Jason Wilcox, the technical director, has gone from stockpiling academy players from Manchester City at Southampton to stockpiling academy players from Arsenal at United. He is at United on Berrada's recommendation, the two having been colleagues at City.
If Richard Arnold and John Murtough can arrange a satisfactory deadline-day deal for Sabitzer, then woe betide Berrada and Wilcox should they not sharpen a blunt attack.
It cannot be difficult to identify and sign a striker who is better than Hojlund and Zirkzee and available. Zirkzee has failed to score in 32 out of 35 United games. Hojlund has scored in five games out of 30.
The financial realities are undermined by the arrival of Patrick Dorgu for a fee rising to £29m. United now have three left backs and there is a risk that Tyrell Malacia could be marooned at the club after two proposed loan moves collapsed.
Malacia's future is so non-existent at United that Elyh Harrison, a goalkeeper on loan at Chester last month, was named on the bench ahead of the Dutchman against Crystal Palace.
Back in August 2018, Woodward trumpeted Victor Lindelof amid United's refusal to sign a centre half. Lindelof is still at Old Trafford and still appearing on the teamsheet.
Jose Mourinho lobbied United to push the boat out for Boateng.
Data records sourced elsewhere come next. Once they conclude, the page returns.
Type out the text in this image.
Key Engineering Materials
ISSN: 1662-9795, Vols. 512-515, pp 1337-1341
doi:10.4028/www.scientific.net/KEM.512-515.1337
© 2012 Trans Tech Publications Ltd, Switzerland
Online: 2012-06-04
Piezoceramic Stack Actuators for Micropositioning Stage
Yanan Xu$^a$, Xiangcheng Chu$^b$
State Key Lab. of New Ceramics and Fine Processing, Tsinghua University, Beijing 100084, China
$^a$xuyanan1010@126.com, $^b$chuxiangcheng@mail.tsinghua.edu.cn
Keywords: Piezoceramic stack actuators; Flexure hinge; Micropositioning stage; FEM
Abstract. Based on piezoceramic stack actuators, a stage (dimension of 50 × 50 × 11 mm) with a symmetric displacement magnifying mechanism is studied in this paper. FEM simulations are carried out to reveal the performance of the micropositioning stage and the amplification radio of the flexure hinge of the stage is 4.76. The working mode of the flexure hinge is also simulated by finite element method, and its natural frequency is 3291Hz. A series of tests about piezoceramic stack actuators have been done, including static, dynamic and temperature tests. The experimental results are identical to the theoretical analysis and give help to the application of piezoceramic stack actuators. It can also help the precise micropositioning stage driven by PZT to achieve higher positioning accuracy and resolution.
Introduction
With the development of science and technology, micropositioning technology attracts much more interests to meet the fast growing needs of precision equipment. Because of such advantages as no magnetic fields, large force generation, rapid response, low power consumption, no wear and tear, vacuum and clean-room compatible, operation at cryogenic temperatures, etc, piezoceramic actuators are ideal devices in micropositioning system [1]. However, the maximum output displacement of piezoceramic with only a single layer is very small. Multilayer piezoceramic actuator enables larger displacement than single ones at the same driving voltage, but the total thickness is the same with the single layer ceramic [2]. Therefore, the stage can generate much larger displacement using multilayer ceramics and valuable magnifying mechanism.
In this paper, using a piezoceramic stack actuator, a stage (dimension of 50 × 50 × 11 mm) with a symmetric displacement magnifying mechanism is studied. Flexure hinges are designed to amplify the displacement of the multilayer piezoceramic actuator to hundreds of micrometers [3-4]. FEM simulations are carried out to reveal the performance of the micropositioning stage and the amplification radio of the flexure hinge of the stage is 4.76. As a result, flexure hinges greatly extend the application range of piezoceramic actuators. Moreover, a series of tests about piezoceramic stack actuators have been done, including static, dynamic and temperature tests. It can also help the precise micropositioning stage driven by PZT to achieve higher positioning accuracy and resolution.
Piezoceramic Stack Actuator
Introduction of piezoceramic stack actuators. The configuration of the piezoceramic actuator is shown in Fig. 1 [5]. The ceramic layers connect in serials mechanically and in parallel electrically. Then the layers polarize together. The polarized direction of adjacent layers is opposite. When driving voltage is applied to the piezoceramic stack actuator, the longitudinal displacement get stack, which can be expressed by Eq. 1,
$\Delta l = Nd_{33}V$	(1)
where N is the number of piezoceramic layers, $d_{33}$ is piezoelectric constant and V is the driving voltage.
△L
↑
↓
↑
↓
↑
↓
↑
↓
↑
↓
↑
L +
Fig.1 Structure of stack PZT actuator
Woodward vetoed an approach. United never signed that elusive centre back and had their worst defensive season in 40 years. Boateng went on to win the Champions League the following season.
Woodward had changed his mind from that giddy summer of 2015. "Our first German and what a German, he comes with phenomenal experience," he said after Schweinsteiger signed in 2015. "When people see Schweinsteiger on the teamsheet, that's gonna send some shivers down the spine."
Incidentally, Bayern have never signed a player from United.